一般論ではなく、インタビューを受ける人が体験したリアルを追求する。「何があったのですか?」「具体的に言うと?」「例えば?」などの質問で個別の事例を追求していく。

具体化しながら問題の軸を探り、構造化していく。機能的な問題と感情的な問題の両方を行き来しながら掘り下げる。機能的ベネフィットと感情的なベネフィットを探るためである。

しかしながらインタビュアー泣かせなことに感情面を見せない人がいる。これは知的レベルが高い人によく見られる傾向である。知性によって現状を正当化する。ここにヒントがあることは多い。

たとえば、システム構築を大手に発注している会社があるとしよう。

理想的にはもっとスピードが早い業者を選びたい。しかし他の業者にスイッチするコストが高く、どこも同じようなものと正当化することがよくあるだろう。

そこでインタビュアーが理性を緩めたり、理想像を意識させたり、別の視点を提供する。「みなさん同じように困っていますよね」「対応が遅くて困った例を教えてもらえますか」「あなたがCIOで、システムを短期間で構築するように社長から言われたら、どのように解決しますか」など、さまざまな質問方法があるだろう。

構造化すると、問題を整理する軸が見つかる。語られていない領域を発見することがある。たとえば、AIエンジニアの養成講座を企画し、知り合いのITエンジニアからインタビューしたとしよう。

「AIができないとまずい」というグループと「AIでキャリアが広がる」というグループがあったとする。前者にはキャリアという言葉は出てこない。

そこで「あなたにとってAIはどんな意味があるのですか」と聞くと、前者は「事業でAIを使わないと、今後は戦えない」、後者は「給与がよさそう」「面白そう」という回答が得られた。

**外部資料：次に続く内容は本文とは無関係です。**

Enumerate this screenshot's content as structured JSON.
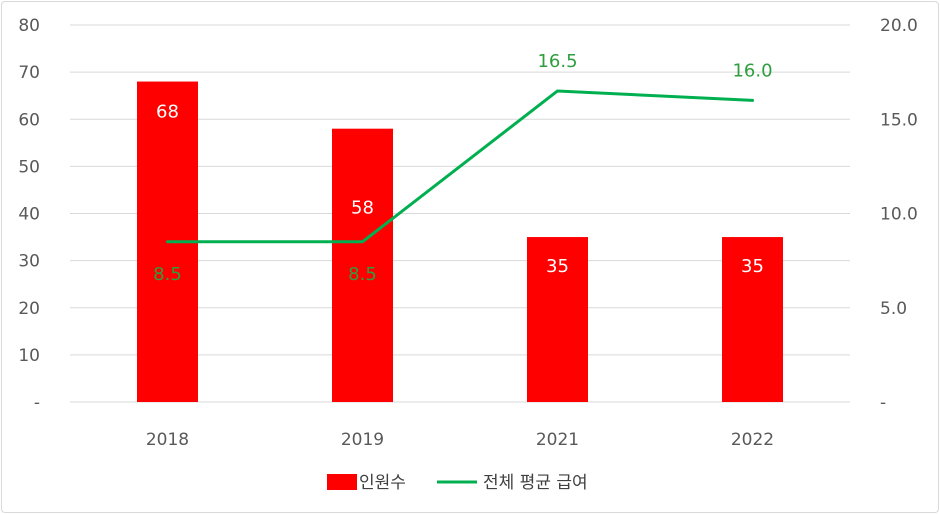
{
  "chart_data": {
    "type": "bar",
    "categories": [
      "2018",
      "2019",
      "2021",
      "2022"
    ],
    "series": [
      {
        "name": "인원수",
        "kind": "bar",
        "axis": "left",
        "color": "#ff0000",
        "values": [
          68,
          58,
          35,
          35
        ]
      },
      {
        "name": "전체 평균 급여",
        "kind": "line",
        "axis": "right",
        "color": "#00b050",
        "values": [
          8.5,
          8.5,
          16.5,
          16.0
        ]
      }
    ],
    "bar_labels": [
      "68",
      "58",
      "35",
      "35"
    ],
    "line_labels": [
      "8.5",
      "8.5",
      "16.5",
      "16.0"
    ],
    "y_left": {
      "ylim": [
        0,
        80
      ],
      "ticks": [
        "-",
        "10",
        "20",
        "30",
        "40",
        "50",
        "60",
        "70",
        "80"
      ]
    },
    "y_right": {
      "ylim": [
        0,
        20
      ],
      "ticks": [
        "-",
        "5.0",
        "10.0",
        "15.0",
        "20.0"
      ]
    },
    "grid": true,
    "legend": {
      "placement": "bottom",
      "items": [
        "인원수",
        "전체 평균 급여"
      ]
    }
  }
}
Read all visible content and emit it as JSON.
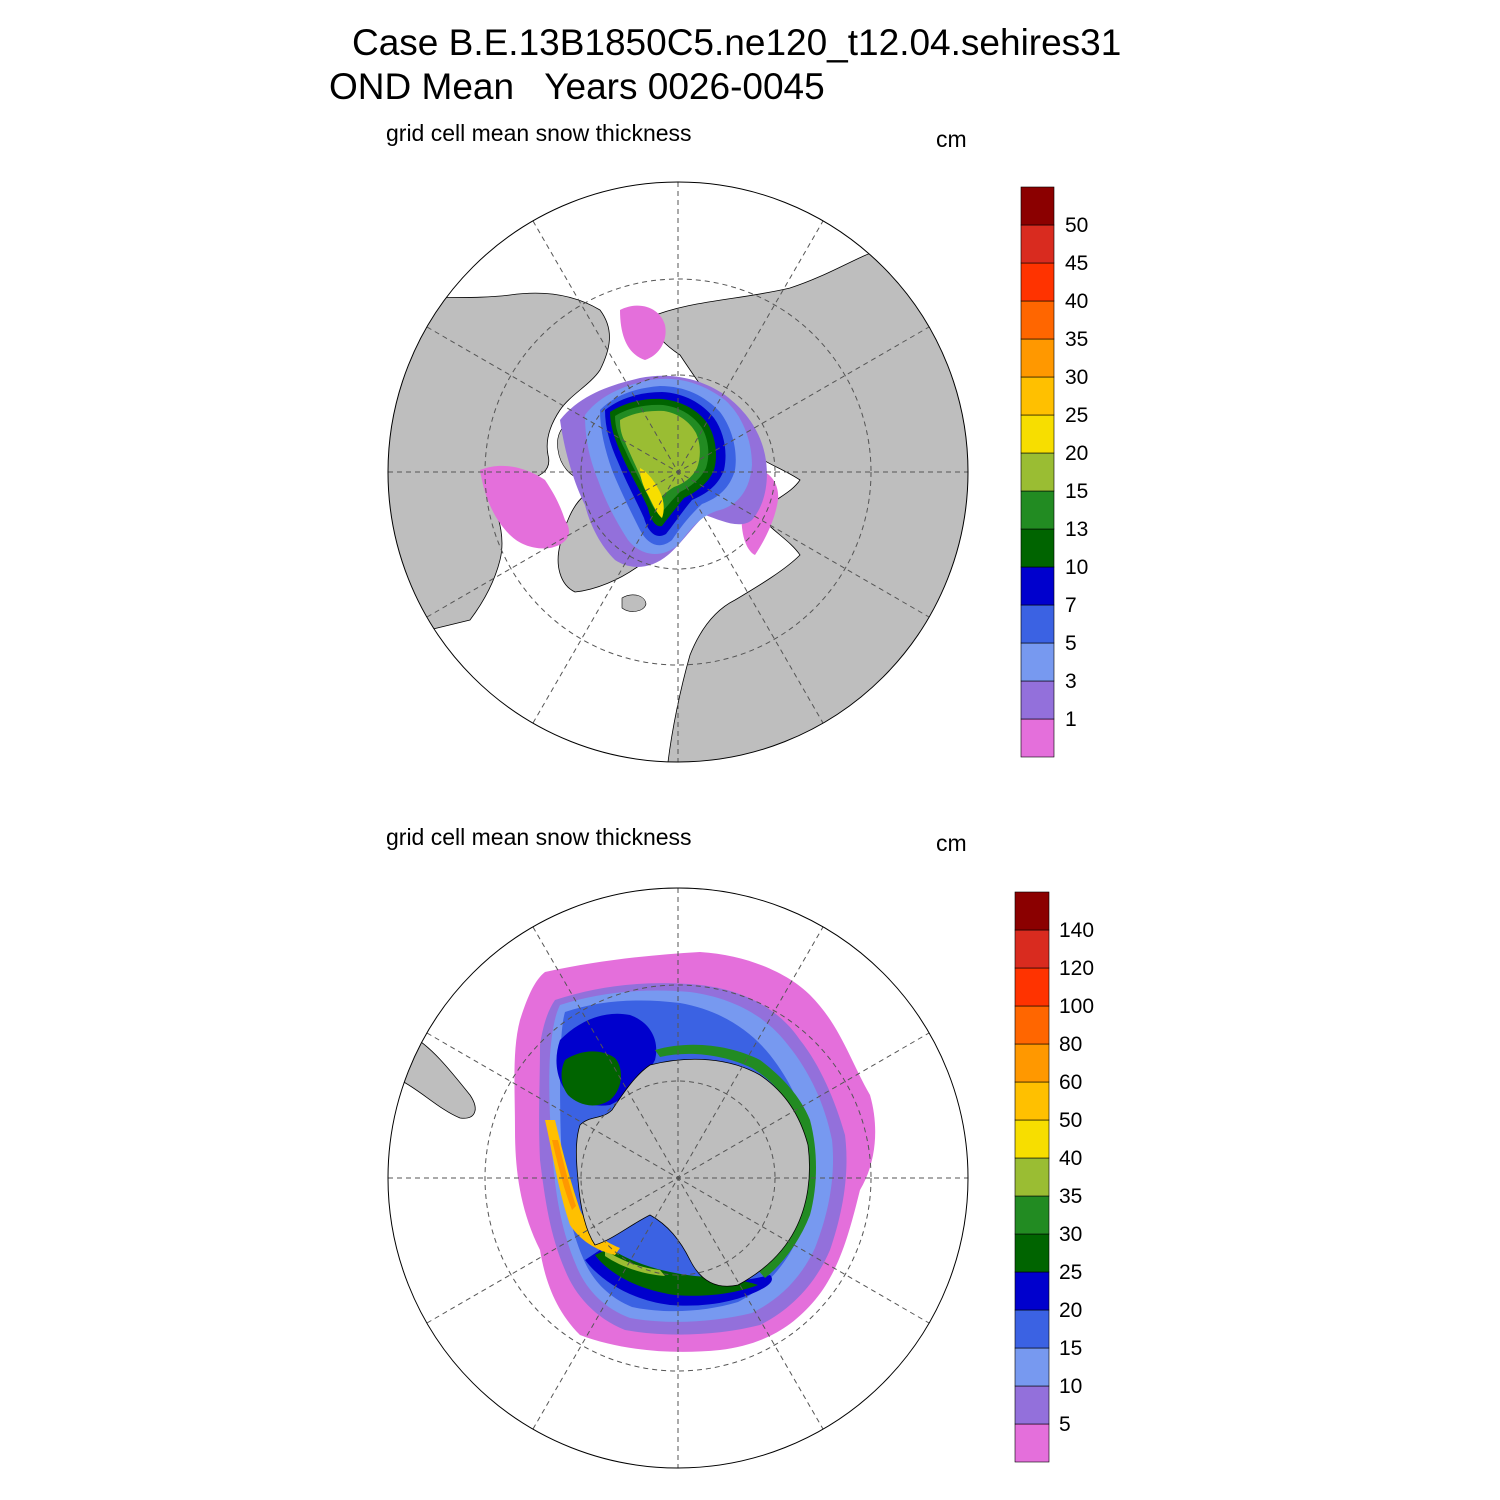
{
  "figure": {
    "title_line1": "Case B.E.13B1850C5.ne120_t12.04.sehires31",
    "title_line2": "OND Mean   Years 0026-0045"
  },
  "panels": [
    {
      "id": "north",
      "hemisphere": "north",
      "subtitle": "grid cell mean snow thickness",
      "units": "cm",
      "colorbar": {
        "colors": [
          "#e46fdb",
          "#9370db",
          "#7799f0",
          "#3b62e3",
          "#0000cd",
          "#006400",
          "#228b22",
          "#9abd33",
          "#f7de00",
          "#ffc000",
          "#ff9800",
          "#ff6600",
          "#ff3300",
          "#d92b1f",
          "#8b0000"
        ],
        "labels": [
          "1",
          "3",
          "5",
          "7",
          "10",
          "13",
          "15",
          "20",
          "25",
          "30",
          "35",
          "40",
          "45",
          "50"
        ]
      }
    },
    {
      "id": "south",
      "hemisphere": "south",
      "subtitle": "grid cell mean snow thickness",
      "units": "cm",
      "colorbar": {
        "colors": [
          "#e46fdb",
          "#9370db",
          "#7799f0",
          "#3b62e3",
          "#0000cd",
          "#006400",
          "#228b22",
          "#9abd33",
          "#f7de00",
          "#ffc000",
          "#ff9800",
          "#ff6600",
          "#ff3300",
          "#d92b1f",
          "#8b0000"
        ],
        "labels": [
          "5",
          "10",
          "15",
          "20",
          "25",
          "30",
          "35",
          "40",
          "50",
          "60",
          "80",
          "100",
          "120",
          "140"
        ]
      }
    }
  ],
  "colors": {
    "land": "#bebebe",
    "ocean": "#ffffff",
    "grid": "#555555"
  }
}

前者は事業を活性化する責任がある立場にあり、AIの競合は事業を強化するさまざまなノウハウになる。後者は個人の利益や興味を追求するものであり、AIの競合は最先端のテクノロジーや市場価値の高いスキルになる。

語られていないところにユーザーの価値観やセグメントの軸について重要なヒントが得られることがある。

インタビューを受ける側が、本音を言ってくれないことがある。例えば、見栄をはる、社会的役割に縛られる、暗黙知、などはよくあることである。

グループインタビューで発生しがちなので、インタビューに慣れないうちは1対1でおこなう方がよいだろう。

1対1でも本音を話してくれないことがある。そのような場合は、信頼関係を丁寧に築き、さまざまな技法を使うことが必要になる。

詳細はマーケティング・インタビューを参照されるか、実践と振り返りのなかで腕を磨いてほしい。

クロージング

ビジネス書では顧客のニーズを理解することが重要と繰り返し唱えられている。

その多くで提案されるのは、精神論や観察することであるが、体系立ったノウハウは少ない。顧客開発モデルやリーンスタートアップ以降、仮説検証のマネジメントが整理されてきたが、問題発見とインタビューは依然として属人的なものとして扱われている

これらは感性をあつかう領域なので、ある程度の属人性が残るのは仕方がない。人によっては器用にこなしてしまい、当人が何をしているのか説明できないことも多い。他人からすると、それは神秘的なものに見える。

この記事は、あえて属人的な領域に足を踏み入れた。光が当たることが少ない領域を概観することを目指した。より掘り下げて調べたい人は文中の書籍を参照されたい。

この記事がAIをはじめとする新しいビジネスに挑戦する人のヒントになれば幸いである。